Diese Aktivitäten fallen in eine Phase, in der das Thema Kreditklemme in der öffentlichen Wahrnehmung schon erste Abnutzungserscheinungen zeigt. Doch das könnte sich bald wieder ändern. Zwar lässt sich die akute Gefahr einer allgemeinen Kreditklemme auch zum Jahreswechsel 2009/2010 nicht klar untermauern. So jedensfalls resümieren übereinstimmend die Bundesbank in ihrer turnusmäßigen Untersuchung des Kreditgeschäftes der Banken und Bankenverbände wie auch die KfW in ihrer Erhebung aus Sicht der Wirtschaft und ihrer Verbände. Gerade letztere Studie deutet aber im Zeitverlauf auf eine Zuspitzung hin (siehe Übersicht). Insgesamt sind die Erwartungen für die drei nächsten Monate wieder so trüb wie vor einem Jahr. So wird generell ein erschwerter Zugang zu Investitionskrediten konstatiert. Die Finanzierungsbedingungen für langfristige Mittel gelten weiter als schwierig, wenn auch weitgehend stabil. Eine Entspannung zeigt sich beim Zugang zu kurzfristigen Krediten. Aber seitens der Anbieter werden aus Sicht der Wirtschaft Lieferantenkredite tendenziell reduziert, und der Zugang zu Kreditversicherungen gilt als deutlich erschwert. Auch bei den Liquiditätslinien droht eine leichte Verschlechterung. Kurzum, die Indikatoren für eine Kreditklemme sind ernst zu nehmen.
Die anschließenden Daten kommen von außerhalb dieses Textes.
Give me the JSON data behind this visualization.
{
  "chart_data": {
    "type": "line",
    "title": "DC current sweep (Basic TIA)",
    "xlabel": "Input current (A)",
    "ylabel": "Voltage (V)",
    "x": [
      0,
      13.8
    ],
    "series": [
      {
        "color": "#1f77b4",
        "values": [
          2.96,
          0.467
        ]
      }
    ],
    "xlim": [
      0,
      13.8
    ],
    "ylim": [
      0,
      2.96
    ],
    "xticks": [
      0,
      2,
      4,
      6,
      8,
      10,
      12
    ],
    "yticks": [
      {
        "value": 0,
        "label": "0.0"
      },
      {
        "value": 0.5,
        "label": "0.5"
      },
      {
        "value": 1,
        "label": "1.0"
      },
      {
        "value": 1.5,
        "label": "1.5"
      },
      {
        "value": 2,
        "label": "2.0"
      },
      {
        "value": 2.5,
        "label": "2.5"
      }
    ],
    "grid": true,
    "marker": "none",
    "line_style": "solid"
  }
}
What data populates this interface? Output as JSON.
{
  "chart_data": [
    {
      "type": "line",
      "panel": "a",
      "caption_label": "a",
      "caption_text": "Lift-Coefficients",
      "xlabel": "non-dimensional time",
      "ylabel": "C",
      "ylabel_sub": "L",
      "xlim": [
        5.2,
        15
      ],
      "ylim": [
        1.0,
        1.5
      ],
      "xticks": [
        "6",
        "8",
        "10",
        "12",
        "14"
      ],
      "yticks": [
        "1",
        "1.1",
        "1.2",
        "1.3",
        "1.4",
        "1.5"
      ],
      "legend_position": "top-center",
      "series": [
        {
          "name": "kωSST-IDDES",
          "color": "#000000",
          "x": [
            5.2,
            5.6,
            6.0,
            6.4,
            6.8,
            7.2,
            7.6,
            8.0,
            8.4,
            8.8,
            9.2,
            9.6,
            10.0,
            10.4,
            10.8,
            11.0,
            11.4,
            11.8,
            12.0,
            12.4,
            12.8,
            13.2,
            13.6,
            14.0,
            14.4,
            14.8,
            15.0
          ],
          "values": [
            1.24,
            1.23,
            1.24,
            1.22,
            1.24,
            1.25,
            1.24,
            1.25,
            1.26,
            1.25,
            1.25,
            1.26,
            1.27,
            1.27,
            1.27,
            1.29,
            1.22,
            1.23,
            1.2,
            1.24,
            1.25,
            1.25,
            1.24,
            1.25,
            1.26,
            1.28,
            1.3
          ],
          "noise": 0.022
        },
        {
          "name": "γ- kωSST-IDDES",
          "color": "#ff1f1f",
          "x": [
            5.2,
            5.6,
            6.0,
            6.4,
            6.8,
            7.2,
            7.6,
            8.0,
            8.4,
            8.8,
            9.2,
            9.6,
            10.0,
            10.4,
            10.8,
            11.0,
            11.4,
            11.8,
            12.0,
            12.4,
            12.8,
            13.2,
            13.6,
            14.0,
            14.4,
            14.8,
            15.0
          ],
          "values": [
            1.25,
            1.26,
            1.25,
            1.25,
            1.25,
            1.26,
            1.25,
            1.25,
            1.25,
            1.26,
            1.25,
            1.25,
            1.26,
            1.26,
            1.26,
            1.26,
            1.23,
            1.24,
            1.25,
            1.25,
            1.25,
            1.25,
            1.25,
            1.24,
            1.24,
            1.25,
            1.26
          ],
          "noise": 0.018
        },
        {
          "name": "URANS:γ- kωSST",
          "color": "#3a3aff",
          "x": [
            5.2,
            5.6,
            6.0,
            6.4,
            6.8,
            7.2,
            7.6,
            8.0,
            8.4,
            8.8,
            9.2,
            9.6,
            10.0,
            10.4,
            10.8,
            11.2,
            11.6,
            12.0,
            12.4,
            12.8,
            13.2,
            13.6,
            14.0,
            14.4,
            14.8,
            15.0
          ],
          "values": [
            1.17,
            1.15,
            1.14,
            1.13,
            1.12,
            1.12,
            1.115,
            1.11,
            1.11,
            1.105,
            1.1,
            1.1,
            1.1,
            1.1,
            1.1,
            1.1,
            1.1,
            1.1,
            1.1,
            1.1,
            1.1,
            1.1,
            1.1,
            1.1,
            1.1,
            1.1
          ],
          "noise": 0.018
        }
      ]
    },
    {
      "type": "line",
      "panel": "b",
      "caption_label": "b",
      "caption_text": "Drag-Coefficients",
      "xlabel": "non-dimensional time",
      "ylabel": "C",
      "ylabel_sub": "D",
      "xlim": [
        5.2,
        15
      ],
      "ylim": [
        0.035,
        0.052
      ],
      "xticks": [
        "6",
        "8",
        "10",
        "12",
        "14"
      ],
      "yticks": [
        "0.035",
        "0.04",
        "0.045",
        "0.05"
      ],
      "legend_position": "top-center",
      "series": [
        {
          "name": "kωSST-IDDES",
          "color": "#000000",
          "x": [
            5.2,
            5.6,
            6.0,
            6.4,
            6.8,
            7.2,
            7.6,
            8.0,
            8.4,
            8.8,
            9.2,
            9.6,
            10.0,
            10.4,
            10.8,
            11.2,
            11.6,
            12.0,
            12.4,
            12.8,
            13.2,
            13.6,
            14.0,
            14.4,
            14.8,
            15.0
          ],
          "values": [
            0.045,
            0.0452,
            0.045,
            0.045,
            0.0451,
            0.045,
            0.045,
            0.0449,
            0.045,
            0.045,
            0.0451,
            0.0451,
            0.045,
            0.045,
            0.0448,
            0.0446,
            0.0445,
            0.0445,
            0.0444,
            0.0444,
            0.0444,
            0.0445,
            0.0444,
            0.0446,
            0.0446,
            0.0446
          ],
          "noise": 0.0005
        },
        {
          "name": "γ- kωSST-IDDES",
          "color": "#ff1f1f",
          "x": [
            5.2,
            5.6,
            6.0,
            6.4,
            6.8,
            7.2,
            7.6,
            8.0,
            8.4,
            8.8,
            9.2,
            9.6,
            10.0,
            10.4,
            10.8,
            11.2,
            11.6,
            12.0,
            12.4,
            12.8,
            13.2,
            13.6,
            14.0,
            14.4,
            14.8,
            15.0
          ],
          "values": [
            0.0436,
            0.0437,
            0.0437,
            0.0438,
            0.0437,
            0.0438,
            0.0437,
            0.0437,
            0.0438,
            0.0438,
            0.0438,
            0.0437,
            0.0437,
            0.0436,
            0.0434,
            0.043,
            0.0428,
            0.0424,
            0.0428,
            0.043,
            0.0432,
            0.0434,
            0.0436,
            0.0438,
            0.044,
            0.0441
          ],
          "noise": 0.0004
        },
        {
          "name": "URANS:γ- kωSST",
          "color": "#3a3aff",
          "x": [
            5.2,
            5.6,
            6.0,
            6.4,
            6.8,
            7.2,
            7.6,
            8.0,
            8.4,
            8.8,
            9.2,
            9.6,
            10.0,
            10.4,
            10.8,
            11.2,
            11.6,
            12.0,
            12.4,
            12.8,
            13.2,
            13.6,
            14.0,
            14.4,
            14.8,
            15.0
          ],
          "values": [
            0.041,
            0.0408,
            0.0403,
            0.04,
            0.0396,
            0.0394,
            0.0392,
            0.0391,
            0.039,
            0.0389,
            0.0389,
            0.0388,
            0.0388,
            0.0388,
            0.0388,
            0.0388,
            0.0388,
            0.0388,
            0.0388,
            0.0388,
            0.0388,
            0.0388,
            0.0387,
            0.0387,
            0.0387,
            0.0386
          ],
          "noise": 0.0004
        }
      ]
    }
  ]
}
Gleichzeitig erschweren zwei andere Rahmenbedingungen die Rückkehr zu einer sich selbst tragenden Unternehmensfinanzierung über die Märkte. Zum einen fällt die ernüchternde Lage mit dem Bemühen der Notenbanken zusammen, sich Schritt für Schritt aus der expansiven Geldpolitik zurückzuziehen. Zum anderen wappnen sich die Banken gegen steigende

Bewertungsrisiken im Kreditgeschäft. Allein das Problembewusstsein ist bei allen Beteiligten geschärft. Denn frühzeitig und gleichermaßen hat die Politik in der Frage einer drohenden Kreditklemme die Banken und den Unternehmenssektor in die Pflicht genommen, nicht nur ihrer betriebswirtschaftlichen, sondern auch ihrer volkswirtschaftlichen Verantwortung gerecht zu werden. Niemand kann sagen, er habe sich nicht auf die aktuelle Konstellation vorbereiten können. Aber wie geht die gemeinsame Kraftanstrengung aus?